Borat: Cultural Learnings of America for Make Benefit Glorious Nation of Kazakhstan (Larry Charles/Sacha Baron Cohen, 2006)

It is somewhat astonishing to see the cultural saturation point Sacha Baron Cohen's greatest creation has reached at this point. The film that has arisen from the former Ali G character Borat Sagdiyev would have been perhaps a wonderful piece of cult art, a midnight movie in the vein of Wet Hot American Summer. Instead, it has been wildly praised at festivals, featured in (what seems to be) every major publication in the country, and lauded by all major American print film critics. I never would have guessed such an occurence when I was introduced to Borat by watching the first season of Da Ali G Show over two years ago. What's more, the disaster that was the Ali G movie, Indahouse, would never have indicated that Borat would have been made correctly; and it has been, for the most part.

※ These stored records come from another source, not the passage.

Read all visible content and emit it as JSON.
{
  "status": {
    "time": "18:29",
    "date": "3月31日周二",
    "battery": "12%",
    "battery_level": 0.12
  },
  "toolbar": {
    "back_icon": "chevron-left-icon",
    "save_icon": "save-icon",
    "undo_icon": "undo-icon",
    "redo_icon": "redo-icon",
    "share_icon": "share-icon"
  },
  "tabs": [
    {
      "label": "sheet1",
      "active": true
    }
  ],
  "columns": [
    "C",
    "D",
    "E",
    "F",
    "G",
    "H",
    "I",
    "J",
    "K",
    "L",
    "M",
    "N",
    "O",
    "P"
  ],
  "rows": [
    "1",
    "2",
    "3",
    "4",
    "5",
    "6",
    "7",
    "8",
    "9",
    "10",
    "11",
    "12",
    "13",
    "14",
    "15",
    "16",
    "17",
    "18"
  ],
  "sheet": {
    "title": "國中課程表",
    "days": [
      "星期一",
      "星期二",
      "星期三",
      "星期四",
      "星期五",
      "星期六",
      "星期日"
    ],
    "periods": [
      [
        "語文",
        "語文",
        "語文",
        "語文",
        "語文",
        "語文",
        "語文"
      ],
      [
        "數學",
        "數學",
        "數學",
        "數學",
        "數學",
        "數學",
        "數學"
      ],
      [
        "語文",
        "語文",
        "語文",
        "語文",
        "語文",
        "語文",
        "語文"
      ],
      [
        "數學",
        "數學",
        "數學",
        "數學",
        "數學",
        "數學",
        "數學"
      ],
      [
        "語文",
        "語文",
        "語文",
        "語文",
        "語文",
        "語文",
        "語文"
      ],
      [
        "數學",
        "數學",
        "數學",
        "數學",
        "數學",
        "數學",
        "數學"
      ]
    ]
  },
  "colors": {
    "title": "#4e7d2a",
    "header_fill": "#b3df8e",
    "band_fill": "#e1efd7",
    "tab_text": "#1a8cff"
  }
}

At this point, in the immediate aftermath of the film's highly successful opening weekend, I am unsure that I can add anything to the already-flooded discourse on Borat without another viewing and some time to reflect on its words and images. Suffice it to say that the narrative which Cohen and his director Larry Charles attempt to frame Borat's many bizarre/terrifying interactions with people across the eastern and southern stretch of the United States is completely useless, but not to a fault. By extension, any elements attached to that narrative (especially the nude wrestling scene between Borat and his producer Azamat in their hotel room) feel cheap and unnecessary. Conversely, any moment not directly involved with Borat's "quest" for the hand of Pamela Anderson is the most loaded and hilarious piece of cinematic social criticism any of us is likely to see this year.

Perhaps I will attempt a more elaborate discussion at a later date, when Borat fever has cooled, and we can cast a more calm, less media-frenzy-induced eye on one of the members of the future of comedy in the English-speaking world (others including, but not limited to: Ricky Gervais, Steve Coogan, Micael Ian Black/Michael Showalter/David Wain, Will Ferrel, Larry David).